I decided to move into very serious women’s fiction, hoping to find an audience there. I spent two months writing a heartbreaking story and sobbing at my keyboard. Then I handed it off to my agent and took writing classes and read every book about writing that I could get my hands on.

When I got the book back from my agent, she said, “It reads like a romance except without the happily ever after.”

I rewrote that book and sent it back to her. I’m not sure if that one will ever get published, but in the meantime, I’m back to writing romance. It’s where I’m happiest and I have to believe that if I keep writing the best stories I can, that success will come my way again.

I Want People Who Read My Books to Fall In Love

[What’s the one thing that’s kept you on your path?]

I’d say it’s my desire to provide people with an escape from the stresses of life.

We exist in this fast-paced, often critical world, and all too often we don’t take the time to stop and relax. If I can help make someone’s week better because she knows she has a different world to dive into when she gets home, then it’s all worth it.

I want to help people. I want to make people laugh and sigh and blush a little. I want people who read my books to fall in love because falling in love is good for the soul.

Me at a book reading at a library in the small town of Stettler, Alberta.
Me at a book reading at a library in the small town of Stettler, Alberta.

Advice for a Young Writer: Fortify Yourself for the Experience of Publishing

Writing is easy. Publishing is hard.

It’s the equivalent of standing naked in front of the world, saggy bits and scars and all, and saying, “Well, what do you think?”

You need to fortify yourself for that experience and try not to take it personally when (not if) people don’t like your work.
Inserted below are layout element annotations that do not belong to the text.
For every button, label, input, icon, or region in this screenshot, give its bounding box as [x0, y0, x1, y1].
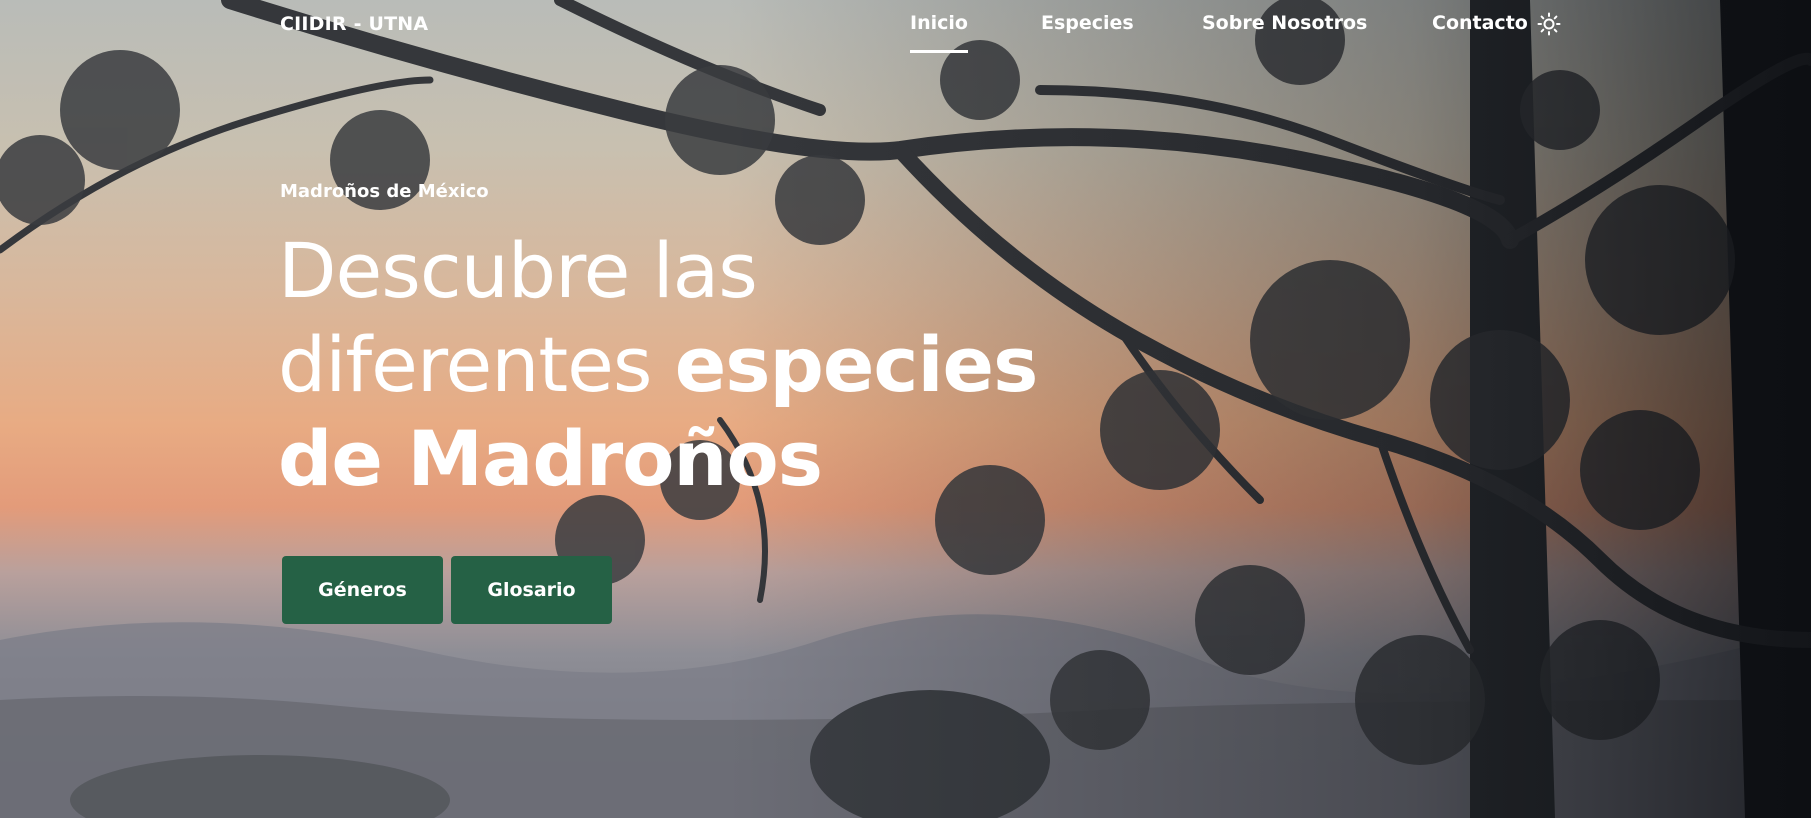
headline-line-2-start: diferentes [278, 320, 675, 409]
nav-item-contacto[interactable]: Contacto [1432, 12, 1528, 34]
top-navbar: CIIDIR - UTNA Inicio Especies Sobre Noso… [0, 0, 1811, 53]
nav-item-inicio[interactable]: Inicio [910, 12, 968, 53]
generos-button[interactable]: Géneros [282, 556, 443, 624]
hero-eyebrow: Madroños de México [280, 181, 489, 202]
headline-line-1: Descubre las [278, 226, 758, 315]
nav-item-sobre-nosotros[interactable]: Sobre Nosotros [1202, 12, 1367, 34]
headline-emphasis-especies: especies [674, 320, 1039, 409]
hero-section: CIIDIR - UTNA Inicio Especies Sobre Noso… [0, 0, 1811, 818]
headline-line-3-start: de [278, 414, 408, 503]
hero-actions: Géneros Glosario [282, 556, 620, 624]
hero-headline: Descubre las diferentes especies de Madroñ… [278, 224, 1058, 506]
glosario-button[interactable]: Glosario [451, 556, 612, 624]
nav-item-especies[interactable]: Especies [1041, 12, 1134, 34]
headline-emphasis-madronos: Madroños [407, 414, 823, 503]
sun-icon[interactable] [1537, 12, 1561, 36]
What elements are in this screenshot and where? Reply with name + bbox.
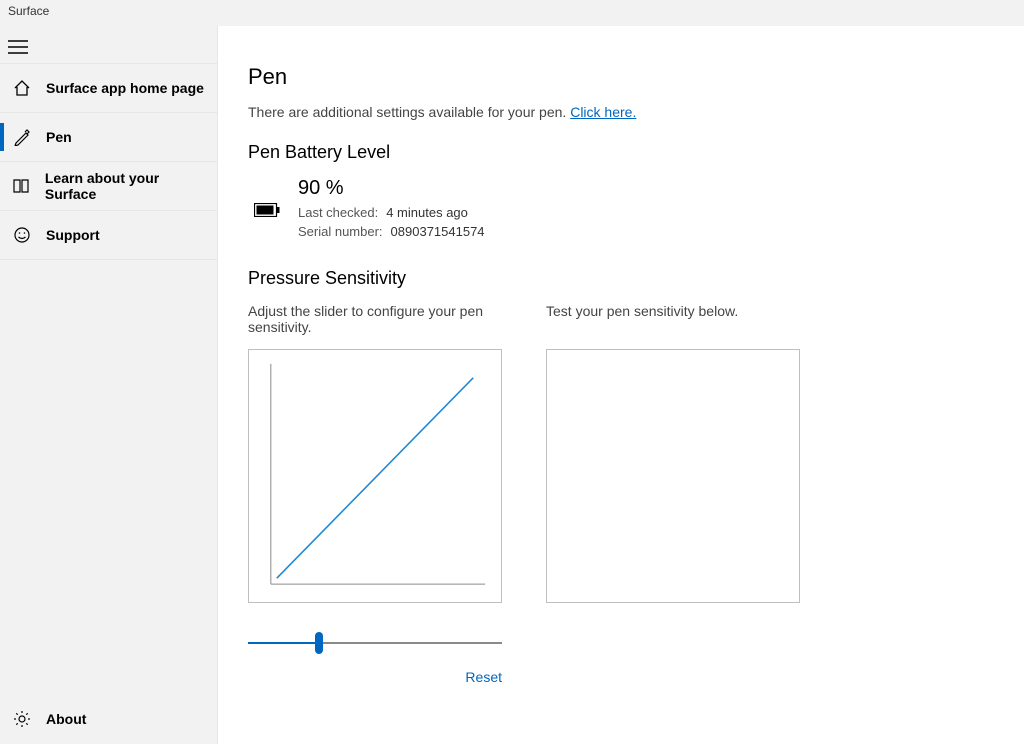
sidebar-item-label: Learn about your Surface [45, 170, 205, 202]
additional-settings-link[interactable]: Click here. [570, 104, 636, 120]
battery-heading: Pen Battery Level [248, 142, 994, 163]
main-content: Pen There are additional settings availa… [218, 26, 1024, 744]
sidebar-item-label: About [46, 711, 86, 727]
smile-icon [12, 226, 32, 244]
test-hint: Test your pen sensitivity below. [546, 303, 800, 343]
sidebar-item-learn[interactable]: Learn about your Surface [0, 161, 217, 211]
sensitivity-chart [248, 349, 502, 603]
pen-icon [12, 128, 32, 146]
slider-thumb[interactable] [315, 632, 323, 654]
sidebar-item-home[interactable]: Surface app home page [0, 63, 217, 113]
battery-percent: 90 % [298, 177, 485, 200]
book-icon [12, 177, 31, 195]
sidebar-item-label: Surface app home page [46, 80, 204, 96]
sidebar-item-label: Pen [46, 129, 72, 145]
serial-label: Serial number: [298, 223, 383, 242]
last-checked-value: 4 minutes ago [386, 204, 468, 223]
hamburger-button[interactable] [0, 26, 217, 64]
window-title: Surface [0, 0, 1024, 26]
pressure-heading: Pressure Sensitivity [248, 268, 994, 289]
gear-icon [12, 710, 32, 728]
subline: There are additional settings available … [248, 104, 994, 120]
sidebar-item-support[interactable]: Support [0, 210, 217, 260]
adjust-hint: Adjust the slider to configure your pen … [248, 303, 502, 343]
sidebar-item-about[interactable]: About [0, 694, 217, 744]
battery-icon [254, 203, 280, 222]
subline-text: There are additional settings available … [248, 104, 570, 120]
sensitivity-slider[interactable] [248, 633, 502, 653]
sidebar-item-label: Support [46, 227, 100, 243]
home-icon [12, 79, 32, 97]
chart-svg [249, 350, 501, 602]
hamburger-icon [8, 40, 28, 54]
sidebar: Surface app home page Pen Learn about yo… [0, 26, 218, 744]
test-area[interactable] [546, 349, 800, 603]
sidebar-item-pen[interactable]: Pen [0, 112, 217, 162]
serial-value: 0890371541574 [391, 223, 485, 242]
reset-button[interactable]: Reset [465, 669, 502, 685]
last-checked-label: Last checked: [298, 204, 378, 223]
page-title: Pen [248, 64, 994, 90]
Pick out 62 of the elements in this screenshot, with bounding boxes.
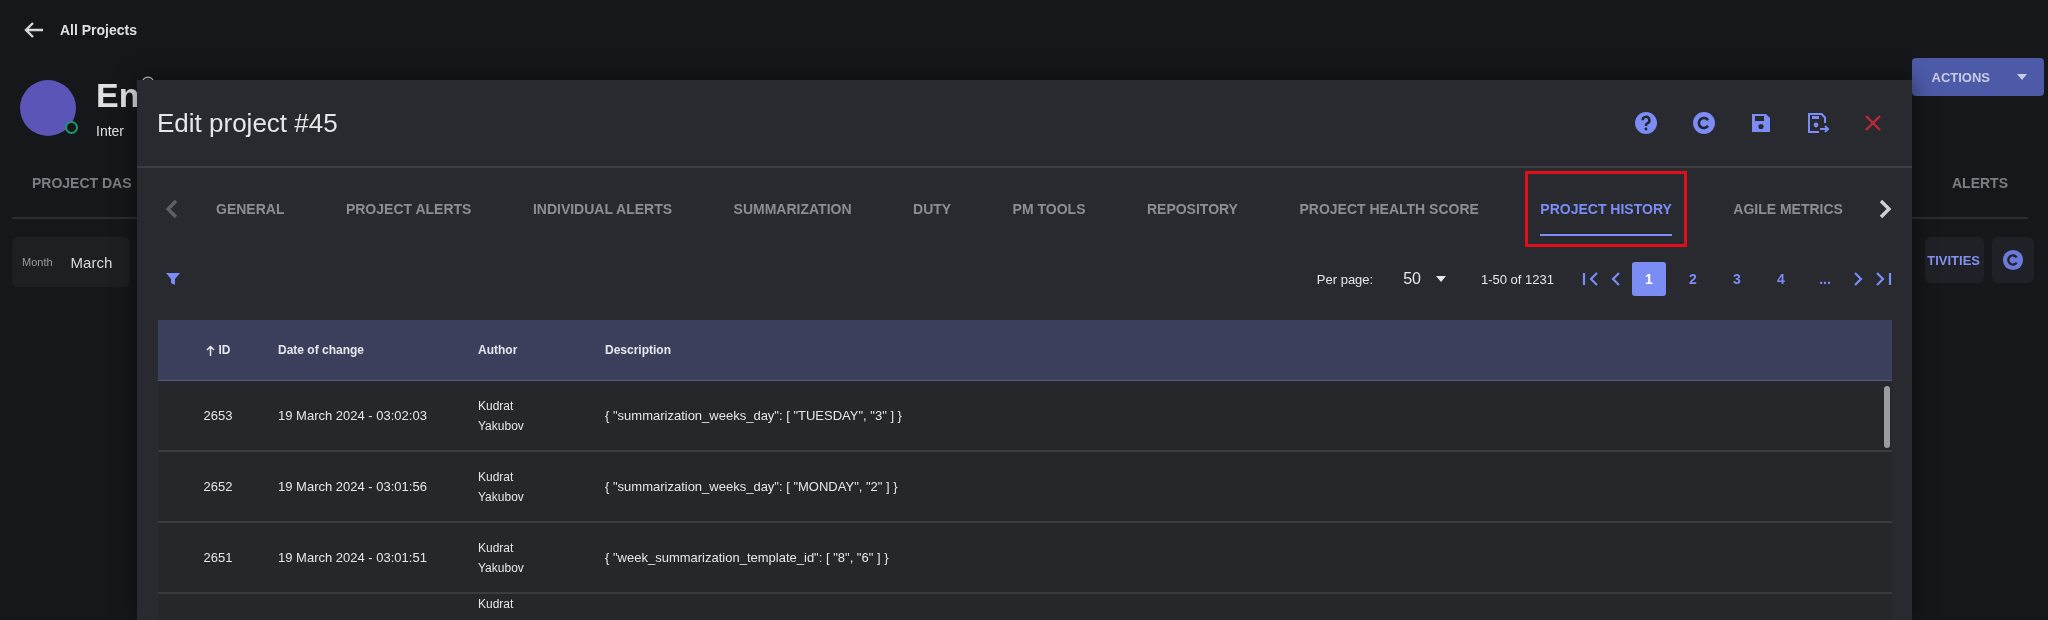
column-header[interactable]: Author [478, 343, 518, 357]
description-cell: { "week_summarization_template_id": [ "8", "6" ] } [605, 550, 889, 565]
author-cell-text: Kudrat Yakubov [478, 397, 525, 435]
last-page-icon[interactable] [1874, 271, 1892, 287]
id-cell: 2653 [203, 408, 233, 423]
author-cell-text: Kudrat [478, 597, 515, 611]
help-icon[interactable] [1634, 111, 1658, 135]
scrollbar[interactable] [1884, 386, 1890, 448]
description-cell: { "summarization_weeks_day": [ "MONDAY", "2" ] } [605, 479, 898, 494]
column-header[interactable]: ID [205, 343, 231, 357]
column-header[interactable]: Description [605, 343, 671, 357]
refresh-icon [2002, 249, 2024, 271]
modal-tab[interactable]: DUTY [898, 182, 967, 236]
modal-tab[interactable]: PROJECT HEALTH SCORE [1284, 182, 1494, 236]
caret-icon [1435, 275, 1447, 283]
page-button[interactable]: 1 [1632, 262, 1666, 296]
modal-tab[interactable]: GENERAL [201, 182, 300, 236]
modal-title: Edit project #45 [157, 107, 338, 139]
date-cell: 19 March 2024 - 03:01:56 [278, 479, 427, 494]
sort-arrow-icon [205, 344, 215, 356]
project-title: En [96, 76, 140, 115]
month-filter[interactable]: Month March [12, 237, 131, 287]
modal-tab[interactable]: SUMMARIZATION [718, 182, 867, 236]
save-as-icon[interactable] [1806, 111, 1830, 135]
page-button[interactable]: 4 [1764, 262, 1798, 296]
back-arrow-icon[interactable] [24, 21, 44, 39]
author-cell-text: Kudrat Yakubov [478, 539, 525, 577]
date-cell: 19 March 2024 - 03:01:51 [278, 550, 427, 565]
save-icon[interactable] [1750, 112, 1772, 134]
caret-icon [2016, 73, 2028, 81]
refresh-button[interactable] [1992, 237, 2034, 283]
activities-button[interactable]: TIVITIES [1925, 237, 1984, 283]
modal-tab[interactable]: REPOSITORY [1131, 182, 1253, 236]
refresh-icon[interactable] [1692, 111, 1716, 135]
page-button[interactable]: 3 [1720, 262, 1754, 296]
next-page-icon[interactable] [1852, 271, 1864, 287]
modal-tab[interactable]: PROJECT HISTORY [1525, 171, 1687, 247]
author-cell-text: Kudrat Yakubov [478, 468, 525, 506]
project-subtitle: Inter [96, 123, 125, 139]
chevron-right-icon[interactable] [1878, 199, 1892, 219]
actions-button[interactable]: ACTIONS [1911, 58, 2044, 96]
first-page-icon[interactable] [1582, 271, 1600, 287]
per-page-label: Per page: [1316, 271, 1374, 287]
previous-page-icon[interactable] [1610, 271, 1622, 287]
description-cell: { "summarization_weeks_day": [ "TUESDAY", "3" ] } [605, 408, 902, 423]
page-button[interactable]: ... [1808, 262, 1842, 296]
page-tab[interactable]: ALERTS [1952, 175, 2008, 191]
modal-tab[interactable]: INDIVIDUAL ALERTS [517, 182, 688, 236]
close-icon[interactable] [1864, 114, 1882, 132]
per-page-select[interactable]: 50 [1397, 269, 1453, 289]
date-cell: 19 March 2024 - 03:02:03 [278, 408, 427, 423]
column-header[interactable]: Date of change [278, 343, 364, 357]
page-button[interactable]: 2 [1676, 262, 1710, 296]
page-tab[interactable]: PROJECT DAS [32, 175, 132, 191]
page-range: 1-50 of 1231 [1481, 271, 1554, 287]
modal-tab[interactable]: PROJECT ALERTS [330, 182, 487, 236]
id-cell: 2652 [203, 479, 233, 494]
back-link[interactable]: All Projects [60, 22, 138, 38]
filter-icon[interactable] [165, 271, 181, 287]
id-cell: 2651 [203, 550, 233, 565]
modal-tab[interactable]: PM TOOLS [997, 182, 1101, 236]
modal-tab[interactable]: AGILE METRICS [1718, 182, 1858, 236]
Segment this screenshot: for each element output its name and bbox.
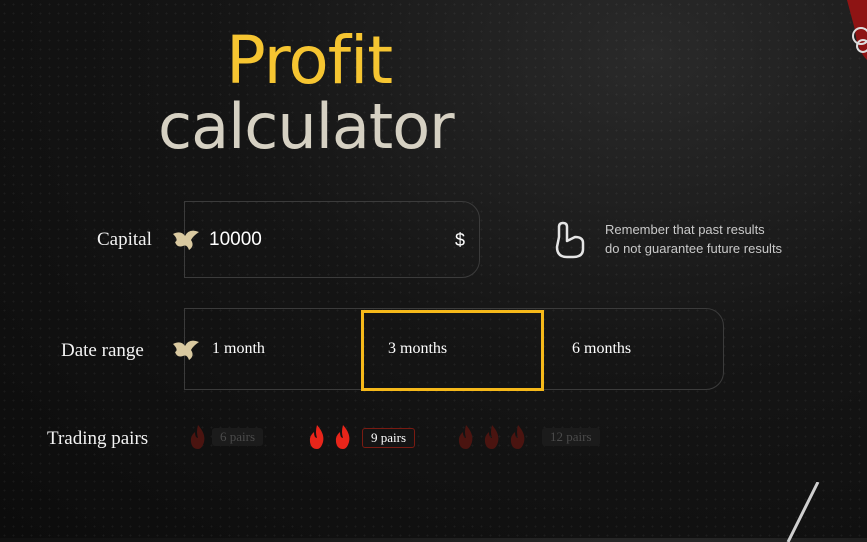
flame-icon <box>309 425 324 449</box>
currency-symbol: $ <box>455 230 466 250</box>
flame-icon <box>190 425 205 449</box>
hand-pointer-icon <box>555 221 585 259</box>
flame-icon <box>458 425 473 449</box>
emblem-icon <box>173 340 199 360</box>
disclaimer-line1: Remember that past results <box>605 222 765 237</box>
range-option-3-months[interactable]: 3 months <box>388 340 447 358</box>
trading-pairs-label: Trading pairs <box>47 428 149 449</box>
flame-icon <box>510 425 525 449</box>
pairs-option-9[interactable]: 9 pairs <box>362 428 416 448</box>
pairs-6-flames[interactable] <box>186 424 210 450</box>
flame-icon <box>484 425 499 449</box>
corner-decoration <box>847 0 867 60</box>
pairs-9-flames[interactable] <box>305 424 355 450</box>
flame-icon <box>335 425 350 449</box>
range-option-1-month[interactable]: 1 month <box>212 340 265 358</box>
disclaimer-line2: do not guarantee future results <box>605 241 783 256</box>
capital-value[interactable]: 10000 <box>209 229 262 251</box>
streak-decoration <box>786 482 820 542</box>
pairs-option-6[interactable]: 6 pairs <box>212 428 264 446</box>
pairs-12-flames[interactable] <box>454 424 530 450</box>
capital-label: Capital <box>97 229 152 250</box>
emblem-icon <box>173 230 199 250</box>
date-range-label: Date range <box>61 340 144 361</box>
title-profit: Profit <box>226 22 393 99</box>
range-option-6-months[interactable]: 6 months <box>572 340 631 358</box>
title-calculator: calculator <box>158 90 455 163</box>
pairs-option-12[interactable]: 12 pairs <box>542 428 600 446</box>
disclaimer-text: Remember that past results do not guaran… <box>605 220 782 258</box>
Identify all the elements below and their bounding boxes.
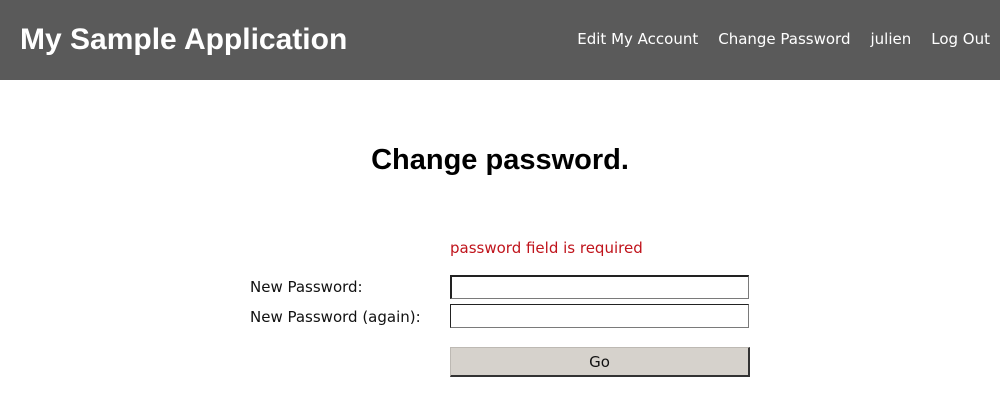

No matter what you do—you could spend a decade painstakingly poring over each word, you could hire the greatest editor of all time to tear your book apart and rebuild it, you could have the most original, exciting plot, and the most lovable characters of any book ever written—someone will hate it. In fact, lots of people might hate it. And you can’t let that get to you.

But how do you stop it from getting to you? Think of books like fruit. I love me some papaya, but mangoes, not so much. Does that mean there’s something wrong with mangoes? Not at all. I just don’t like them. To me, they taste like soap. And some people just won’t like your book. Doesn’t mean there’s anything wrong with your story—or you as a person.

So, if you want a career as a writer, you need to truly accept the fact that not everyone is going to like your work. And that’s as it should be.

You can’t be a mango and a papaya at the same time, so don’t bother wasting precious energy trying to please everyone. Accept the fact that the perfect novel is an unattainable ideal. It doesn’t exist. Be cool with that, and you’ll be fine.

Find your readers, keep writing great books, and turn them into fans. Push past the times of self-doubt and slow sales, and just keep writing, one word after the other until you reach “the end.” Then do it again. And that’s how you build a career.

* * *

M. J. Summers currently resides in Edmonton, Canada, with her husband, three young children, and their goofy dog. When she’s not writing romance novels, she loves reading (obviously), snuggling up on the couch with her family for movie night (which would not be complete without lots of popcorn and milkshakes), and long walks in the woods near her house.

M. J. also spends a lot more time thinking about doing yoga than actually doing yoga, which is why most of her photos are taken “from above.” She also loves shutting down restaurants with her girlfriends. Well, not literally shutting them down, like calling the health inspector or something. More like just staying until they turn the lights off.